This story is from March 1, 2013

Union Budget 2013: Massage for Nitish, message to Modi?

Finance minister P Chidambaram indicated that the Centre was ready for a sympathetic look at Nitish's "special-status-for-Bihar" demand.
Union Budget 2013: Massage for Nitish, message to Modi?
NEW DELHI: P Chidambaram’s Budget has sent a strong political feeler to Nitish Kumar and taken a dig at Narendra Modi. The FM indicated that the Centre was ready for a sympathetic look at Nitish’s “special-status-for-Bihar” demand. The political overture is significant as the popular CM is increasingly wary of the prospect of Modi being projected as BJP’s PM nominee.
Chidambaram said the three factors — terrain, population density and length of international border — currently used to determine states that qualify to be treated as backward and worthy of special assistance, need to be replaced by more relevant criteria.

The backwardness of a state, he said, should be judged on how far it’s behind the national average on parameters like per capita income, literacy and other human development indicators. These standards could be more suitable for Bihar. “I propose to evolve new criteria and reflect them in future planning and fund devolution,” he said.

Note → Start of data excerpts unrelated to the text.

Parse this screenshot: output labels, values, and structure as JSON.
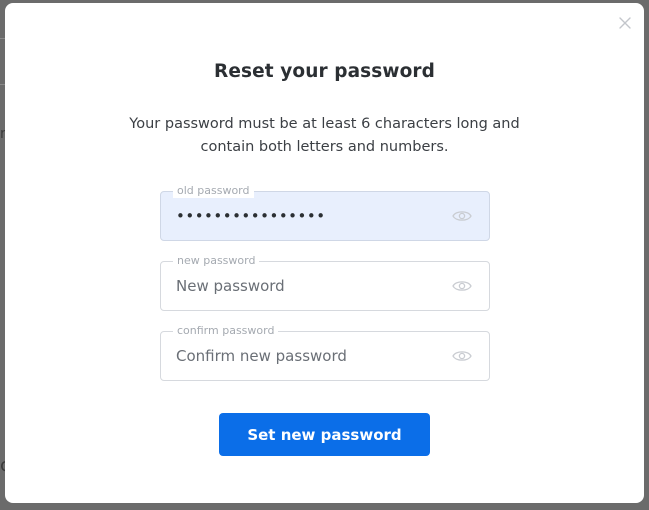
{
  "modal": {
    "title": "Reset your password",
    "description": "Your password must be at least 6 characters long and contain both letters and numbers.",
    "close_icon": "close-icon",
    "fields": [
      {
        "label": "old password",
        "value": "••••••••••••••••",
        "placeholder": "",
        "type": "password",
        "icon": "eye-icon"
      },
      {
        "label": "new password",
        "value": "",
        "placeholder": "New password",
        "type": "password",
        "icon": "eye-icon"
      },
      {
        "label": "confirm password",
        "value": "",
        "placeholder": "Confirm new password",
        "type": "password",
        "icon": "eye-icon"
      }
    ],
    "submit_label": "Set new password"
  },
  "colors": {
    "primary": "#0b6ee8",
    "filled_field_bg": "#e8effd",
    "overlay": "#6b6b6b"
  }
}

The friendship message for Nitish was amplified by a strong commitment to the CM’s pet project — reconstruction of the Nalanda University. Chidambaram said he was earmarking part of the Rs 11,500cr Backward Regions Grant Fund for Bihar. And, importantly, he took a swipe at development models that are non-inclusive and give short shrift to human indicators. The FM took no name but there was little doubt who the jibe was meant for. The Congress has consistently mocked Modi’s development claims as non-inclusive.
The pitch worked, with Nitish welcoming Chidambaram’s readiness to assess Bihar’s “backwardness” claim. The CM called it a “victory in principle”. But while the Budget attracted the attention of a powerful satrap, it did not cover all the vulnerabilities that a Modi-led BJP would wish to exploit. The FM somewhat allayed the perception of a full-scale crisis while meeting the demands of diverse constituents with a “business-as-usual” air. His defiant tone on ‘direct benefits transfer’ struck many, reflecting readiness to
leverage public spend to showcase UPA’s “pro-poor” credentials. The focus on women was a recognition that they had arrived as an autonomous constituency.

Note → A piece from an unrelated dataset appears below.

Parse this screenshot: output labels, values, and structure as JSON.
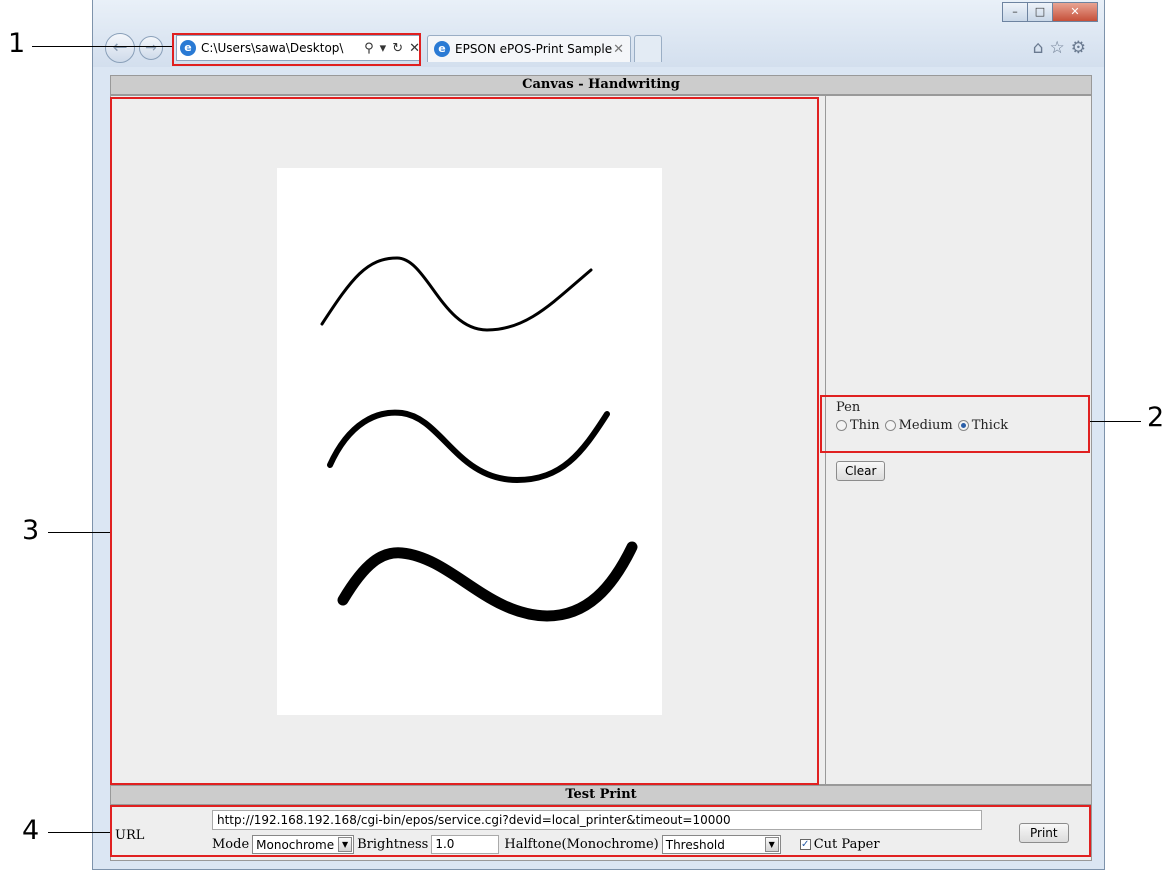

But Chidambaram was constrained to spread the scarce money thinly. Implementation of the proposed national food security scheme is a case in point. The allocation of Rs 10,000cr is hardly commensurate with the scheme’s billing as a 2014 “game-changer”.
Outlays for other social schemes have also been modest, and fall short of the threshold the FM needed to cross in order to change the headlines about government’s functioning. A Modi will have the headroom to play on the hopes of aspirational India. Rather, dissatisfaction over the super-rich surcharge can have a fallout bigger than what the tiny numbers suggest. The FM was saddled with the task of reconciling UPA’s interests with the expectation of foreign ratings agencies that he rein in fiscal indiscipline. It is not clear that he has fully satisfied either of his two target groups.